CIUDAD DE MÉXICO, mayo 30 (EL UNIVERSAL).- La historia de Esteban Bermúdez ligada al boxeo inició como muchas otras, con la idea de quitarse de encima al bravucón de la colonia.

Pero tras quitarse esa afrenta, el pugilismo ya lo había atrapado, así que siguió en él hasta lograr debutar por los rumbos de Polanco.

Ocho años después, y tras padecer la falta de trabajo debido a la pandemia, el destino premio su esfuerzo, con la conquista de su primer campeonato mundial, el minimosca de la AMB.

El Foro Viena, enclavado en el tradicional barrió de Coyoacán fue el lugar de su gran noche, y un gancho de derecha, la llave para destronar por nocaut, al venezolano Carlos Cañizales.

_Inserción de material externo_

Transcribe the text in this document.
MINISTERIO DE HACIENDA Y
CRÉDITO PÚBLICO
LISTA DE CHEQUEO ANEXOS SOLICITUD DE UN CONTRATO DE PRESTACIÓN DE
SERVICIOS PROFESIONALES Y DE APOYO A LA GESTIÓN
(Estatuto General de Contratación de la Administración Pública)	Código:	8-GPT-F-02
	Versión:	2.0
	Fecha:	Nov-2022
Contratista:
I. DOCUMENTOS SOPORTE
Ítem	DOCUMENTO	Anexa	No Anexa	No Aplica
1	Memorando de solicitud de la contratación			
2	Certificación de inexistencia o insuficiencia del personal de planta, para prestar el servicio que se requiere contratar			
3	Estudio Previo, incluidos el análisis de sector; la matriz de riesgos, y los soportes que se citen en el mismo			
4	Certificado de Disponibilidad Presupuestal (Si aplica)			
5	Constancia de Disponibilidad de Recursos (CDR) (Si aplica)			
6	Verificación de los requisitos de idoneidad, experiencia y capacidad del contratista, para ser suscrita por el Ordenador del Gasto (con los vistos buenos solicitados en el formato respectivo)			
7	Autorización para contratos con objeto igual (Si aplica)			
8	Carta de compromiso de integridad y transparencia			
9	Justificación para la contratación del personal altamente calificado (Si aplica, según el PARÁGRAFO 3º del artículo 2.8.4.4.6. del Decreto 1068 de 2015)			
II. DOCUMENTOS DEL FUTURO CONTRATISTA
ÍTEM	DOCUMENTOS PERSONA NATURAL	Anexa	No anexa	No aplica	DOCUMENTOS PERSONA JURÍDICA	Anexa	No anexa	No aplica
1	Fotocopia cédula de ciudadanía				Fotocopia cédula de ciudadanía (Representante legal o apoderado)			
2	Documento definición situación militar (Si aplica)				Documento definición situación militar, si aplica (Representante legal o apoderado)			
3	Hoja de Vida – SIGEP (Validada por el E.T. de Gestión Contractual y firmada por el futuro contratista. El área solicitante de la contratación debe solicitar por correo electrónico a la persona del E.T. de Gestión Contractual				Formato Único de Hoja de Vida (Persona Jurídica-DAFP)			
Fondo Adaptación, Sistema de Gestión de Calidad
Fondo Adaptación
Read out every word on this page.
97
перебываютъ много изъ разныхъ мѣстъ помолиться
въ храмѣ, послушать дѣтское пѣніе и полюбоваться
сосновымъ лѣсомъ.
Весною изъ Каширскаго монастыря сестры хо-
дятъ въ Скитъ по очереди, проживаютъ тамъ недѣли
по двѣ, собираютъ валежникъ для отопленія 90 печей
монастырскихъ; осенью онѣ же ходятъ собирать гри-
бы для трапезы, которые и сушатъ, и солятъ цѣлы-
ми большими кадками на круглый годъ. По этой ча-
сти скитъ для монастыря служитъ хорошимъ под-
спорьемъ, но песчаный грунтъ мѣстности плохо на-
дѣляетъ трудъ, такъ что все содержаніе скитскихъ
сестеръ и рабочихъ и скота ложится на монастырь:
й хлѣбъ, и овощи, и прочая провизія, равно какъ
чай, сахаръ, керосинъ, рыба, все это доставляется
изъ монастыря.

"Me preparé como nunca y salimos con esto en la cintura, gracias a mi familia y a todos, lo logramos y vamos a echarle muchas ganas para lo que viene", compartió el púgil de Ciudad Lago, colonia que divide límites con Nezahualcóyotl y Ecatepec.

"Es algo que no te crees", acepta. "Es para todo México. Tenía para los doce rounds pero llegó el golpe y ahora viene lo más difícil. Es un regalo para mi familia, y en especial, le llevo el cinturón a mi hermano que tiene que hacerse diálisis y perdió la vista. Eso me impulsa para ayudar a mi familia".

Fue su décima victoria por la vía rápida, pero sin duda, una que no olvidará jamás en su vida profesional.